Incendiando el lenguaje
Gacetilla de un tipo confinado (XIX) ·
El tibio sol de la tarde de ayer rompió el ritmo desangelado de los días grises y descubrí una novela en los ventanales de las casas de enfrenteLos días se repiten monótonos y por eso desde mi escritorio me asomo con descaro a las vidas de mis desconocidos vecinos. El sol de la tarde se resbaló ayer por la pequeña colección de ventanas que diviso desde mi alcoba pero que apenas dejan entrever el interior de la existencia de cada cual: un escritorio con cuartillas en el tercero, la cama que siempre está deshecha en el segundo o las persianas opacas de las casas deshabitadas. A veces se adivina un rostro, una silueta que se camufla detrás de una sombra o alguien que se deja ver a ciencia cierta para contemplar la misma calle vacía de siempre. Por eso me da por rumiar e imagino a mis vecinos como personajes de la Rayuela de Julio Cortázar: Horacio Oliveira vive con la Maga y el pequeño Rocamadour en el segundo; Manuel y Talita en el quinto y en la casa deshabitada, Perico Romero, el filósofo español «necesitado de certezas» y la vidente Madame Léoni, que siempre que le estudia la mano a alguien «anuncia viajes y sorpresas».

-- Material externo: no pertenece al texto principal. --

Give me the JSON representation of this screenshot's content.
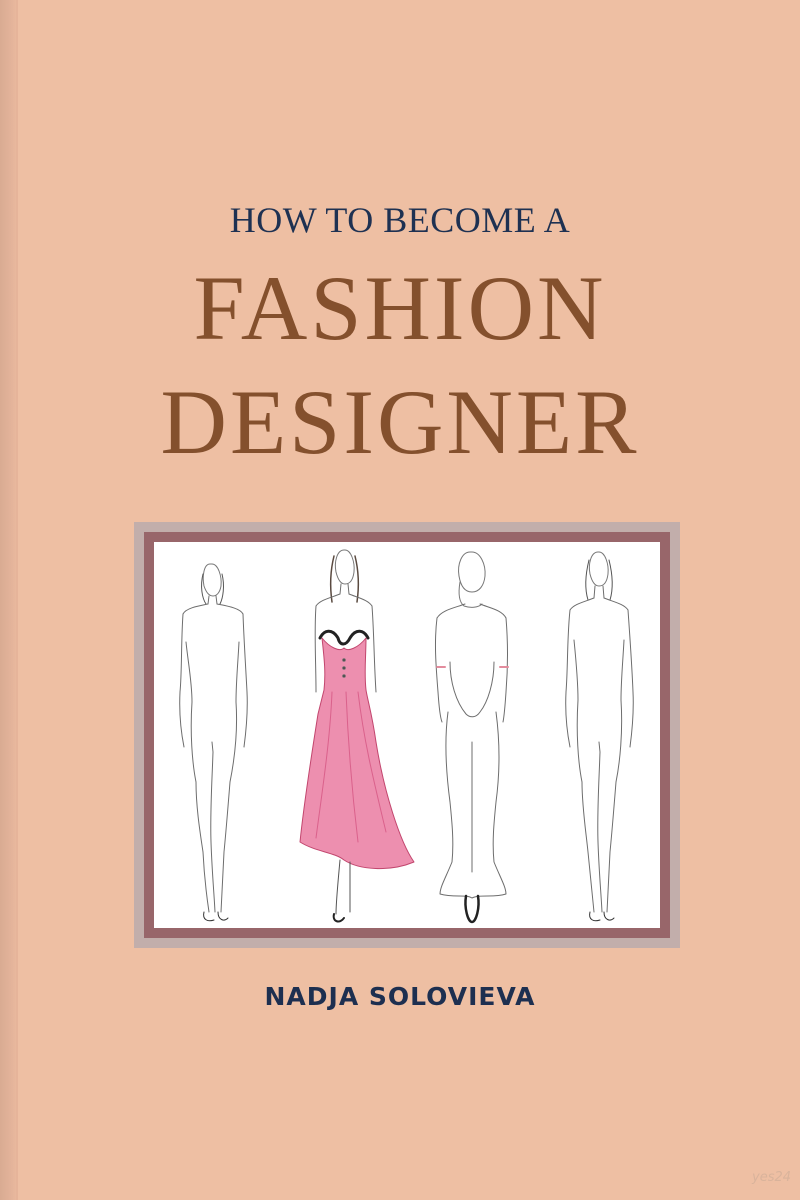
{
  "cover": {
    "subtitle": "HOW TO BECOME A",
    "title_line1": "FASHION",
    "title_line2": "DESIGNER",
    "author": "NADJA SOLOVIEVA",
    "watermark": "yes24"
  },
  "illustration": {
    "figures": [
      {
        "name": "croquis-front-1"
      },
      {
        "name": "croquis-pink-gown"
      },
      {
        "name": "croquis-back-view"
      },
      {
        "name": "croquis-front-2"
      }
    ]
  },
  "colors": {
    "background": "#eebfa3",
    "subtitle": "#1e3152",
    "title": "#84502d",
    "author": "#1d2f50",
    "frame_outer": "#c2aeab",
    "frame_mid": "#98666a",
    "gown": "#e9739b"
  }
}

Sin duda, la habitación desordenada es la de Horacio y la Maga. Un espacio en el que un «bidé se va convirtiendo por obra natural y paulatina en discoteca y archivo de correspondencia por contestar, melodías de Schubert y preludios de Bach, o tolerando 'Porgy and Bess' con bifes a la plancha y pepinos salados».
Hasta que por fin me doy cuenta de que esa anarquía que mezcla «un plato de fideos recalentados, con vino, cerveza y limonada», no es la habitación de ninguno de mis desconocidos vecinos –a los que pretendo convertir en personajes novelescos– sino fruto de mi letargo de precaria estabilidad en este estado de alarma virológica global.
Cuando acabe el encierro llamaré a mis vecinos del segundo y les contaré que fantaseé con el desorden de su cama sin hacer
Leí Rayuela en el instituto y me entusiasmó la orfebrería de sus palabras: «El escritor tiene que incendiar el lenguaje, acabar con las formas coaguladas e ir todavía más allá». Sin embargo, ahora casi no puedo con ella, a pesar de la hermosura de la Maga en su ventana «con el gris cielo posado en una mejilla, las manos teniendo el libro, la boca siempre un poco ávida y los ojos dudosos».
Cuando termine este cautiverio la pienso leer de nuevo, llamar a mis vecinos del segundo y contarles mis fantasías de la encerrona para que al fin se den cuenta de que los paisajes cotidianos y predecibles están llenos de sujetos banales y dudosos como yo.